Alors j'ai pensé à boire un verre d'eau d'abord, par mesure de précaution. Faut pas faire n'importe quoi dans ces cas-là tu comprends. Je me sers un verre d'eau, j'en bois une petite lampée : Oh cacaragnol, que çà pétillait dans ma bouche dis donc. Comme l'eau gazeuse. Que çà me détartrait les dents. Quand j'ai recraché, j'ai vu des tout petits bouts de tartre fluorescents dans l'évier. Pas question de prendre la douche hein, çà m'aurait bien décollé les os.
Bon, tu me connais, je panique pas facilement. Oui, oui, çà c'est vrai, les larmes aux yeux.
Je ressors, je vais vers le levant, comme tu fais, je lève les bras et je dis : Esprit lève-toi, mais avec la voix comme çà tu vois, Esprit lève-toi. Pour voir s'il se passait quelque chose d'anormal. Et j'entends des coups sourds, boum...boum... Cà venait de ton camping-car. Je descends -j'y voyais comme en plein jour pardi - et à mesure que j'approchais, boum...boum... Cà venait bien en effet de ton camping-car fan de pié. Je m'approche encore et à travers le rideau, qu'est-ce que je vois à l'intérieur ? Toi...en lévitation, qui te cognais au plafond. Ouh macarel que je me dis, si je m'éteins d'un coup, il s'espadaffe par terre de là haut. Je me tourne aussitôt vers le levant et je fais : Esprit, couche-toi. Et toi, tranquille, tu redescends doucement sur le lit. T'as rien senti ? Tu t'es aperçu de rien ?
Non...non... Georges réfléchissait à toute vitesse. Il aurait bien voulu se souvenir de quelque chose. Mais il était honnête...non, il ne se souvenait pas. Non, j'ai beau chercher... Mais c'était sûrement l'émotion qui l'empêchait de se souvenir.
Bon, continue le copain, mais c'est pas tout çà. Il fallait bien que je trouve le moyen de m'éteindre...
- Tu veux que je te dise, le coupa Georges, il n'y a que trois ou quatre personnes sur la planète capables de faire çà. Trois ou quatre Rimpotché, pas plus. Et c'est la première fois que çà t'arrive ? Cà t'est peut-être arrivé sans que tu te réveilles...
Alors écoute bien , j'avais remarqué pendant tout ce temps que plus je pensais, plus je m'allumais. Et donc, je me suis dit : si je reste tranquille, sans penser, je devrais m'éteindre.
- Eh oui, c'est logique.
-Donc je suis remonté vers la terrasse, et je me suis mis sur le hamac, tranquille, pour faire le vide. Alors la lumière diminuait en effet, mais chaque fois que je pensais tiens, çà diminue, hop, çà augmentait. Pas facile hein ? Tu vois le biais. J'ai dû m'y reprendre à srpt ou huit fois pour que çà marche. Et pour finir, je me suis assoupi et quand je me suis réveillé, j'étais complètement éteint.
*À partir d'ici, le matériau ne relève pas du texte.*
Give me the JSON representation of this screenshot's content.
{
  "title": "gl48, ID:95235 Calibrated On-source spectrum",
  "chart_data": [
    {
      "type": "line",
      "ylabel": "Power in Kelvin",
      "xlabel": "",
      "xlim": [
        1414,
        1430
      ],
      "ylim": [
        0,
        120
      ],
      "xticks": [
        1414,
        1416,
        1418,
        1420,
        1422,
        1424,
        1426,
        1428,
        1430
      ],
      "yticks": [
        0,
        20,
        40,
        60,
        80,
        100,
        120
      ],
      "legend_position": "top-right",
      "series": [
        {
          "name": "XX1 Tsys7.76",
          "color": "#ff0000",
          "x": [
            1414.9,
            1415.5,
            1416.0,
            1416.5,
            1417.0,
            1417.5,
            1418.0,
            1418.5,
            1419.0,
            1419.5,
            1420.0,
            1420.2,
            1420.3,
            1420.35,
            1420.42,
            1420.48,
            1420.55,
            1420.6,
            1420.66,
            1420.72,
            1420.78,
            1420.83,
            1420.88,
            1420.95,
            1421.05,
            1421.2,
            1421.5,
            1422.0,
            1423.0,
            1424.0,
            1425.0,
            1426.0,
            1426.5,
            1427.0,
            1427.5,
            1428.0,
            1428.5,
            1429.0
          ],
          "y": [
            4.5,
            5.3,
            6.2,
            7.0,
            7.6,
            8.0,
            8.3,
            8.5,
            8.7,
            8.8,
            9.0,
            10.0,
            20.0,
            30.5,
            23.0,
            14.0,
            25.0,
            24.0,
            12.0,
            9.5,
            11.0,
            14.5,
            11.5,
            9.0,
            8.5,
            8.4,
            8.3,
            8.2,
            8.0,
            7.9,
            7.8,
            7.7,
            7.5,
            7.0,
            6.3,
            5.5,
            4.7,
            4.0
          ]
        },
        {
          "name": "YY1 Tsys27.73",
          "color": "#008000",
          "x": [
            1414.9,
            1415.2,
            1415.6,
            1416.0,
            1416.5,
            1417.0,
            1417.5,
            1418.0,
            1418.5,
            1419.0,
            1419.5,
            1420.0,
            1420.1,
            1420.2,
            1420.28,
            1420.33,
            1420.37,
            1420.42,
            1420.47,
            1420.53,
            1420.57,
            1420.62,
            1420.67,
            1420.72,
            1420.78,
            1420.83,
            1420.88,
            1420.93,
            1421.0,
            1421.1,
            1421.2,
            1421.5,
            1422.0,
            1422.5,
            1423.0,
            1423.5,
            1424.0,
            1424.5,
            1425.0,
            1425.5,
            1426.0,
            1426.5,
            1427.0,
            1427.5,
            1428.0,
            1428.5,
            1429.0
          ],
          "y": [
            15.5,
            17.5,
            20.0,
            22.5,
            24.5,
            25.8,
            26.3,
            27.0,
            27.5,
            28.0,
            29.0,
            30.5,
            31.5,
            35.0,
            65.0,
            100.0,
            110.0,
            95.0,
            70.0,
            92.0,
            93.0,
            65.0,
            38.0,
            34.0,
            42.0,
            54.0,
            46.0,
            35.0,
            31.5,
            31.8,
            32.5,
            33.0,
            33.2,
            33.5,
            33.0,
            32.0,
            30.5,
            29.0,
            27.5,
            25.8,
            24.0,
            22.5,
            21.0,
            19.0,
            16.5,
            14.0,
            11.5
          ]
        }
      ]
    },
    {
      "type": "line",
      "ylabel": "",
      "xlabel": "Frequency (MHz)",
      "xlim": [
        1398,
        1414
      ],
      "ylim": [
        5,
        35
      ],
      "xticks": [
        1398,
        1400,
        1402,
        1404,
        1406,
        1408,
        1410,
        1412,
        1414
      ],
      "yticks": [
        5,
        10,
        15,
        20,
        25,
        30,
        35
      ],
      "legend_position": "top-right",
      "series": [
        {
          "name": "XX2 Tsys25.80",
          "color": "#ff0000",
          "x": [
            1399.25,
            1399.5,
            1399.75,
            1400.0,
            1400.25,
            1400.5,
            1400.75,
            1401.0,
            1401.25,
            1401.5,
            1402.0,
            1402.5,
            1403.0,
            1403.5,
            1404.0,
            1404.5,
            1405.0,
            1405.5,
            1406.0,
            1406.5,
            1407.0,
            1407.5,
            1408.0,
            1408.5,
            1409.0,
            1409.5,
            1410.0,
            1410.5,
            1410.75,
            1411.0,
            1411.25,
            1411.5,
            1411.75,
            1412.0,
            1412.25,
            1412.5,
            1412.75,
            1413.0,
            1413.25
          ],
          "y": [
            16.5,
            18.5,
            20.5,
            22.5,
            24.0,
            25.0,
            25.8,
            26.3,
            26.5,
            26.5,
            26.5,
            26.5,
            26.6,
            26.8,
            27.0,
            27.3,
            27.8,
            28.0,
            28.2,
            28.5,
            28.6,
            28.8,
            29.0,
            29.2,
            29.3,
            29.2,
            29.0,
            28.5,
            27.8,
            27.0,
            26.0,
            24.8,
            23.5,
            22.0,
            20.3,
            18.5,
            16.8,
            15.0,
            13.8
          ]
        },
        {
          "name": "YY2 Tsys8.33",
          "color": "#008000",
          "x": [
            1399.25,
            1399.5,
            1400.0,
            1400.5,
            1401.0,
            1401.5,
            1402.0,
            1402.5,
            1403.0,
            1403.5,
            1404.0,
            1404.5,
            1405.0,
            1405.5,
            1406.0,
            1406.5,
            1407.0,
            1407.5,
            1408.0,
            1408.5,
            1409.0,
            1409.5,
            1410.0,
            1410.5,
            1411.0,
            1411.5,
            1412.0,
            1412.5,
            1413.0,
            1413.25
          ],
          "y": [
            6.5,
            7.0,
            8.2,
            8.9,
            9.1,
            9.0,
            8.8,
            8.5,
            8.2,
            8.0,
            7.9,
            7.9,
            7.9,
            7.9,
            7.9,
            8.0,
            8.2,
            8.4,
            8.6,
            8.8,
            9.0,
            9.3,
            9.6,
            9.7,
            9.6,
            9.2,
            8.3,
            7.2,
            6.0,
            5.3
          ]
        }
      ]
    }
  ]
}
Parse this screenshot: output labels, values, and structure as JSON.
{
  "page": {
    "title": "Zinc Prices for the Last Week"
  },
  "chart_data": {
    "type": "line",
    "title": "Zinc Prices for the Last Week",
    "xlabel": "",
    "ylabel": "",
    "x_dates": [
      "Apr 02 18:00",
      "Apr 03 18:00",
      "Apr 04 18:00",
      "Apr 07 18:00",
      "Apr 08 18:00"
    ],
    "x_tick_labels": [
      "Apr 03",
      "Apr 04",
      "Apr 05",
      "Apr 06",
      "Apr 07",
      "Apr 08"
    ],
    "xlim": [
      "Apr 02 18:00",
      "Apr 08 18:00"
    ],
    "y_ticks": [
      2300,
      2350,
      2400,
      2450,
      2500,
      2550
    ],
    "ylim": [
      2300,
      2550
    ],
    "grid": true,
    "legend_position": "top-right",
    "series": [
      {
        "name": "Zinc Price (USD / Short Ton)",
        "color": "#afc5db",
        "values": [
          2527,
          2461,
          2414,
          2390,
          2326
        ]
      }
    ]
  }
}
Georges n'en pouvait plus. Il en pleurait de joie. Je le savais que tu étais un être de lumière. Cà se voit (comme le coq pensa le copain). Tu as reçu la révélation de toi-même. Tu...
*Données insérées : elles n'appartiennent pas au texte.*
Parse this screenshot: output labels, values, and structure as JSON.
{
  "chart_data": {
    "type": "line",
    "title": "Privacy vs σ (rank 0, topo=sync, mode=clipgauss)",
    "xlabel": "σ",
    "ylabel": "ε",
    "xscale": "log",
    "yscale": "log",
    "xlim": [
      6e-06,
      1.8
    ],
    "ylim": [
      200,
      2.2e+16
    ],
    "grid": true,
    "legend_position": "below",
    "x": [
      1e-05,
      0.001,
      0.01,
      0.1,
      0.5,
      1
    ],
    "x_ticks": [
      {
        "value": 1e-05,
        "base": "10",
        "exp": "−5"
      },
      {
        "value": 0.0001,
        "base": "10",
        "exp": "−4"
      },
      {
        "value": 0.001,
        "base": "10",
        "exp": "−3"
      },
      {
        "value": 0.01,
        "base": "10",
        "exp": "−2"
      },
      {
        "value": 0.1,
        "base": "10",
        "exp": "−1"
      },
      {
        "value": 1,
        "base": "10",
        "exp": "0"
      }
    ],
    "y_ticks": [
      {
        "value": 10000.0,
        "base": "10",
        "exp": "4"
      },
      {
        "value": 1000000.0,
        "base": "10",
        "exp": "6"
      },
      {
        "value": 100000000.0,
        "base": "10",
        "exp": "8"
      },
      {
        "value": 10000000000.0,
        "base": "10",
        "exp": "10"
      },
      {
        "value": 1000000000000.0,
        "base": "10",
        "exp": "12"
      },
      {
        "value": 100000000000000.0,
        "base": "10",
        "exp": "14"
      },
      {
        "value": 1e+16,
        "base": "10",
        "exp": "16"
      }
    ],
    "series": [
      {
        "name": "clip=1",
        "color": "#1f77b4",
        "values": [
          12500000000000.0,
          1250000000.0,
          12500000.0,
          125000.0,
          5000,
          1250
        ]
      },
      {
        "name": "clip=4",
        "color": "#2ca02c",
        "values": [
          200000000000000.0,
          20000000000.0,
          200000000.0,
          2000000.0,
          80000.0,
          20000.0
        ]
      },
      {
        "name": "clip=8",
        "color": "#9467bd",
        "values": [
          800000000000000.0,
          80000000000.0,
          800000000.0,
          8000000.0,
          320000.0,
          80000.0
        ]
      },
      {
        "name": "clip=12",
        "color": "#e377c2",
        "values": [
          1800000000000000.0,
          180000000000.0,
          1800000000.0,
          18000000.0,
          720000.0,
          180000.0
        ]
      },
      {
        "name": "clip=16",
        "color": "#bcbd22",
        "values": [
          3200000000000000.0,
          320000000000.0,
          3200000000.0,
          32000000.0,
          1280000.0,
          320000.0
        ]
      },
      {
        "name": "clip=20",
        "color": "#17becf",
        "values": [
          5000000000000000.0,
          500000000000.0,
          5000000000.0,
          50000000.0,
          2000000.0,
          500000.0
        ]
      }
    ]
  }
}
-Attends Georges, écoute-moi bien : réfléchis à ce que je viens de te dire, hein et on en reparle...
Finalement, le copain a baissé les bras. Il n'a pas eu le courage... Ou la longanimité. Pourquoi briser les rêves qu'on fait naître...
Georges est reparti. Il distribue des fascicules ésotériques sur les parkings de supermarchés, enfui vers d'autres émerveillements... Georgette est sortie, s'est perdue, elle est passée sous un train. Cà ne s'invente pas.